Généralement, quand je me rends à la bibliothèque, je laisse ma main glisser sur une rangée de reliures de livres jusqu'à m'arrêter à n'importe quel ouvrage et le lire; ensuite, je me donne l'obligation de le finir, sinon je peux pas sortir d'ici, sauf en cas d'urgence - Toilettes, ou que mon cœur n'apprécie pas la lecture - glissant mes doigts sur les reliures; et les microbes qui vont avec; de la rangée Médecine Étrangères et vertus des plantes, je tire un livre qui traite de remèdes Russes Ancestraux.

Tant que ça ne me demande pas de boire des litres de vodka pour faire passer ma douleur, ça me va.

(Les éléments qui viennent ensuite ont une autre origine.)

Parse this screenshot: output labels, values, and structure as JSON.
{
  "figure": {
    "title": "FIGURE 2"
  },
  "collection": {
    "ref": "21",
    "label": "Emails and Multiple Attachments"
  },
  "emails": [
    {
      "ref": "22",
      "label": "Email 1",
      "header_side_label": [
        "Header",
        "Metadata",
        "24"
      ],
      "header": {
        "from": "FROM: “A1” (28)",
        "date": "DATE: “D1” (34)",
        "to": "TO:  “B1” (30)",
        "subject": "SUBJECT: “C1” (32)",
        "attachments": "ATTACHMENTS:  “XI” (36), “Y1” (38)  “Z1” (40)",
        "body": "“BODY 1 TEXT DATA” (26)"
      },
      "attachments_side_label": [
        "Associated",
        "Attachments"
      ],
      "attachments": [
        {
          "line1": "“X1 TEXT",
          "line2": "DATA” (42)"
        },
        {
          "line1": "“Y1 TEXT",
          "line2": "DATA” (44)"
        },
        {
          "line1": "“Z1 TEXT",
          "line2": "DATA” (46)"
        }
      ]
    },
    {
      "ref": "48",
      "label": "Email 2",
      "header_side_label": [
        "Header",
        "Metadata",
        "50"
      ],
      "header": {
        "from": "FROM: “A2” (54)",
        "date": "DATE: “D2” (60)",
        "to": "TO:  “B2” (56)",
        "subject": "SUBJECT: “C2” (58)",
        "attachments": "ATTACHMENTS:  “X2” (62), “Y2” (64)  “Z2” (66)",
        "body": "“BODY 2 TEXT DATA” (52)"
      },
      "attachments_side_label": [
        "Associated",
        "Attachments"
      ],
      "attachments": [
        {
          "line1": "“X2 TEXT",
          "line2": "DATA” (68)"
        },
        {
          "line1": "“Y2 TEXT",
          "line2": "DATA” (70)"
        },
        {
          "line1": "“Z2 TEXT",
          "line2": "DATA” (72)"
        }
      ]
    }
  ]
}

Je me laisse ensuite tomber dans un siège en cuir et fait semblant de lire tout en regardant l'horloge toutes les deux minutes, au cas où une heure intéressante arriverait; j'ai classé mes heures intéressantes comme étant l'heure du déjeuner, du diner et du souper, puis celle des consultations, la semaine parce que je peux parler avec Hailis.

Mais Hailis n'est pas là.

Quand cette pensée me traverse l'esprit, je me surprend à fixer le plafond en me demandant ce qu'il fait, en ce moment.

Qu'est ce qu'il porte, comme habits, quand il n'est pas à l'hôpital? Les mêmes que ceux qu'il a sous sa blouse d'interne?

Des rires interrompent ma parenthèse et je me concentre sur mon livre sans vraiment le faire, alors que le crissement habituel des roues d'un fauteuil résonne depuis le fond du couloir, vers les deux portes de l'entrée.

Puis, plus un bruit. Soit les roues se sont engagées sur le moquette de la bibliothèque, soit la personne a fait marche arrière.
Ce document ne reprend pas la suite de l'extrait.